- Born: 1845
- Died: 1922 (aged 76–77)
- Branch: British Indian Army
- Rank: General
- Unit: 3rd Madras Lancers 28th Light Cavalry
- Awards: CB KCIE DSO

= Donald James Sim McLeod =

General Sir Donald James Sim McLeod (1845 – 1922) was a senior officer of the British Indian Army. He served for more than four decades in India and Burma, holding a number of important staff and command appointments and eventually attaining the rank of general.

==Early life==

McLeod was born in 1845, the son of General William Couperus McLeod of the Madras Army and Jane Ann McLeod. He was educated at Kensington School in London before entering military service.

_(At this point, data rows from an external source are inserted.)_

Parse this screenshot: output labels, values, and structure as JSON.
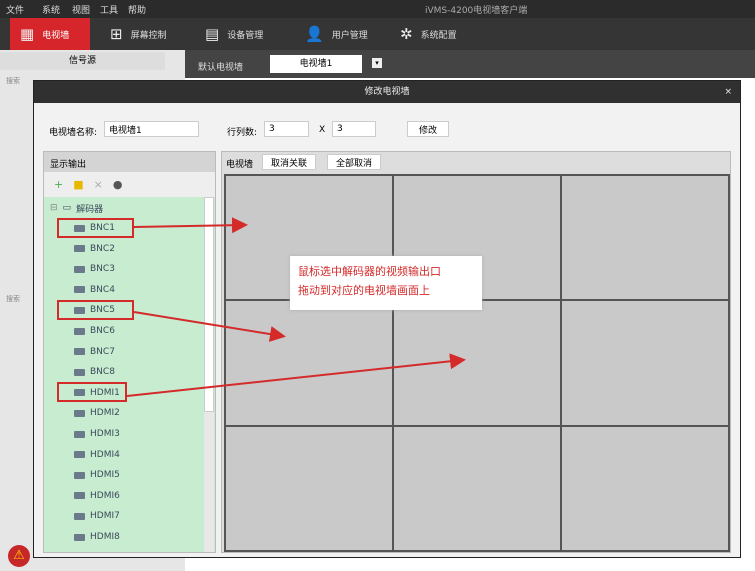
{
  "menu": [
    "文件",
    "系统",
    "视图",
    "工具",
    "帮助"
  ],
  "app_title": "iVMS-4200电视墙客户端",
  "toolbar": [
    {
      "label": "电视墙",
      "icon": "tv-wall-icon"
    },
    {
      "label": "屏幕控制",
      "icon": "screen-icon"
    },
    {
      "label": "设备管理",
      "icon": "device-icon"
    },
    {
      "label": "用户管理",
      "icon": "user-icon"
    },
    {
      "label": "系统配置",
      "icon": "gear-icon"
    }
  ],
  "left": {
    "source_label": "信号源",
    "search": "搜索"
  },
  "tabs": [
    "默认电视墙",
    "电视墙1"
  ],
  "dialog": {
    "title": "修改电视墙",
    "close": "×",
    "name_label": "电视墙名称:",
    "name_value": "电视墙1",
    "rows_label": "行列数:",
    "rows": "3",
    "x": "X",
    "cols": "3",
    "modify": "修改",
    "tree_header": "显示输出",
    "root": "解码器",
    "outputs": [
      "BNC1",
      "BNC2",
      "BNC3",
      "BNC4",
      "BNC5",
      "BNC6",
      "BNC7",
      "BNC8",
      "HDMI1",
      "HDMI2",
      "HDMI3",
      "HDMI4",
      "HDMI5",
      "HDMI6",
      "HDMI7",
      "HDMI8"
    ],
    "wall_label": "电视墙",
    "unlink": "取消关联",
    "cancel_all": "全部取消"
  },
  "annotation": [
    "鼠标选中解码器的视频输出口",
    "拖动到对应的电视墙画面上"
  ]
}
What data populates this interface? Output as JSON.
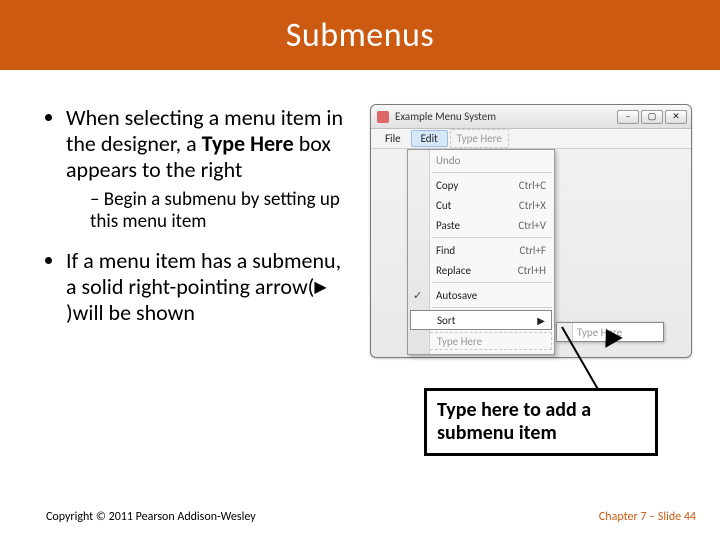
{
  "title": "Submenus",
  "bullets": {
    "b1_pre": "When selecting a menu item in the designer, a ",
    "b1_bold": "Type Here",
    "b1_post": " box appears to the right",
    "b1_sub": "Begin a submenu by setting up this menu item",
    "b2_pre": "If a menu item has a submenu, a solid right-pointing arrow(",
    "b2_arrow": "▶",
    "b2_post": ")will be shown"
  },
  "window": {
    "title": "Example Menu System",
    "file": "File",
    "edit": "Edit",
    "typehere": "Type Here",
    "items": {
      "undo": {
        "label": "Undo",
        "shortcut": ""
      },
      "copy": {
        "label": "Copy",
        "shortcut": "Ctrl+C"
      },
      "cut": {
        "label": "Cut",
        "shortcut": "Ctrl+X"
      },
      "paste": {
        "label": "Paste",
        "shortcut": "Ctrl+V"
      },
      "find": {
        "label": "Find",
        "shortcut": "Ctrl+F"
      },
      "replace": {
        "label": "Replace",
        "shortcut": "Ctrl+H"
      },
      "autosave": {
        "label": "Autosave",
        "shortcut": ""
      },
      "sort": {
        "label": "Sort"
      },
      "typehere": {
        "label": "Type Here"
      }
    },
    "flyout": "Type Here"
  },
  "callout": "Type here to add a submenu item",
  "copyright": "Copyright © 2011 Pearson Addison-Wesley",
  "slide_ref": "Chapter 7 – Slide 44"
}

Among his siblings was Norman Frederick McLeod, who later became an engineer in British India and an international rugby player for the England national rugby union team.

==Military career==

McLeod entered the Madras Army in 1861. Early in his career he served as aide-de-camp in Madras from 1864 to 1867.

He subsequently held a series of staff appointments in the Indian Army. From 1870 to 1876 he served as deputy assistant quartermaster-general at Madras, and from 1878 to 1883 as assistant quartermaster-general. In 1883 he became deputy quartermaster-general, a position he held until 1889.

During the British annexation of Upper Burma he served as deputy quartermaster-general in Burma from 1886 to 1887.

From 1890 to 1893 he commanded the 3rd Madras Lancers. He later became colonel of the 28th Light Cavalry and continued to hold senior commands within the Indian Army.

In the later stages of his career he commanded British forces in Burma and was promoted lieutenant-general in 1903. He retired from active service in 1906 and subsequently received the honorary rank of general.

==Honours==

McLeod was appointed a Companion of the Order of the Bath (CB) and later a Knight Commander of the Order of the Indian Empire (KCIE). He was also awarded the Distinguished Service Order (DSO) for his military service.

==Family==

In 1887 McLeod married Camilla, daughter of Major J. Nicholas.

==Death==

McLeod died in 1922 after a long career in the service of the British Indian Army.